There's a danger in being overly reassuring, Dr. Copperman says. "I don't think we should be telling 35-year-olds, 'Don't worry, you'll be able to get pregnant forever.'"
However, this is a subject that has to be approached with great sensitivity, he says. "A good way to start might be to say, 'You might be at risk for certain issues. What steps can we take to make sure we optimize your fertility?'"
RELATED: Be sure to reveal these six things you're not telling your doc but should—your health is at stake.

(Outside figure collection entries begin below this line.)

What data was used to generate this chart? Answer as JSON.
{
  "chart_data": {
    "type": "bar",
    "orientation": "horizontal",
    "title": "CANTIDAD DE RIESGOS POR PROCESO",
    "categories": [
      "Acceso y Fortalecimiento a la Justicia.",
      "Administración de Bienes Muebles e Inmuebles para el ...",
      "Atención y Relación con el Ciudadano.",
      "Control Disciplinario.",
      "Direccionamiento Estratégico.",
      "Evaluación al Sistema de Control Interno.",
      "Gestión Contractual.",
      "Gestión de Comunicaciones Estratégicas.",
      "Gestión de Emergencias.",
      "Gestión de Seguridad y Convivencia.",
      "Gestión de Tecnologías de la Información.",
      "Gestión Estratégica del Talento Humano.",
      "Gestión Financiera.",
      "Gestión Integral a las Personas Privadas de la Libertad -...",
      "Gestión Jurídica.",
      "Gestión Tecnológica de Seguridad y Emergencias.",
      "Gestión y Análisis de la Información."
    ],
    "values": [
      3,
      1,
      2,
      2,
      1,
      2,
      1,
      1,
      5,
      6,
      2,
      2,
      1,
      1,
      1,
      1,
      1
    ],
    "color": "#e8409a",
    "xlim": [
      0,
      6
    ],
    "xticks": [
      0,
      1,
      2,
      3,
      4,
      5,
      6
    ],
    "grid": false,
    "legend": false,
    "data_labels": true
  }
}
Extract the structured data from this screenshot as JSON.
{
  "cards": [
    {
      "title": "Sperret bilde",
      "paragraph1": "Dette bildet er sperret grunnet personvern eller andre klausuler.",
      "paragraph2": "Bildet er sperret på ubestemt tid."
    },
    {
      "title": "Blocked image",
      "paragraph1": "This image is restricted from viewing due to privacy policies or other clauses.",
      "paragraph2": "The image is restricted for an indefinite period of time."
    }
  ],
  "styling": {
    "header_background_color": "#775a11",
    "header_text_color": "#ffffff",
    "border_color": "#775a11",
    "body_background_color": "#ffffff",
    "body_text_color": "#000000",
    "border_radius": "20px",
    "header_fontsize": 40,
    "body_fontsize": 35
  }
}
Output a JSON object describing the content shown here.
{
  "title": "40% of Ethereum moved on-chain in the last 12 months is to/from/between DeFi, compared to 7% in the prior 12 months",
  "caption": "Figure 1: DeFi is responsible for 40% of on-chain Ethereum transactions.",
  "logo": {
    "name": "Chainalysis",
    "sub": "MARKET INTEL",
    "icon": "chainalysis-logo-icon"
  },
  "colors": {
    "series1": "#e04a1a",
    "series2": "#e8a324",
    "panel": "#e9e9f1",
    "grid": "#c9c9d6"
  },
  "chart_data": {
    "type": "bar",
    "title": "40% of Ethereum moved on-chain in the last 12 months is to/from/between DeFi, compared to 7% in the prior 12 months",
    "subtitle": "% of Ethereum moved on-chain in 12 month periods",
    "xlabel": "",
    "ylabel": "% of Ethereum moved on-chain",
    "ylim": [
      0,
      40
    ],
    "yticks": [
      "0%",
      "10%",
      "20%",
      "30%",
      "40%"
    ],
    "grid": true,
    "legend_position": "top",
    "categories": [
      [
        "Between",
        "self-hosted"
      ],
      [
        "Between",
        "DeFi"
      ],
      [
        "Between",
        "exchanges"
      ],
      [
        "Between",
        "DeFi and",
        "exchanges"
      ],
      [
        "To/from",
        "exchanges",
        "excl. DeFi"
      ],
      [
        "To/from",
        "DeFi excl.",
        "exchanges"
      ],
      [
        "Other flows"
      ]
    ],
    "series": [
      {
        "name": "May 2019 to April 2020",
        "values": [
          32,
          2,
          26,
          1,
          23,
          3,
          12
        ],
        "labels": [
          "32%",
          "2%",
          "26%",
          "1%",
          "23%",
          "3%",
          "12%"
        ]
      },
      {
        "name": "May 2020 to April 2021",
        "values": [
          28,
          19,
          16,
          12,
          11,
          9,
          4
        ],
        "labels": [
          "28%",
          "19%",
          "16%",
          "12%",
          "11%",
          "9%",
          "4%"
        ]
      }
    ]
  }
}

The decision to have a child is a personal one, and one that everyone seems to have an opinion on. In an era where women are being told to "lean in" at the same time that they're hearing they "can't have it all," while also being reminded not to let your 20s go by without anything to show for them, it's a wonder people are getting pregnant at all, but if pregnancy is something you want, it's important to understand all your options.
This is a conversation that should be happening with every doctor and patient, Dr. Copperman says. "It doesn't matter if you're single or married or have a partner. If you're single, maybe you can consider freezing your eggs; if you have a partner, you could talk about freezing embryos. It's a conversation that should happen between every ob-gyn and patient, and I'm afraid it's not."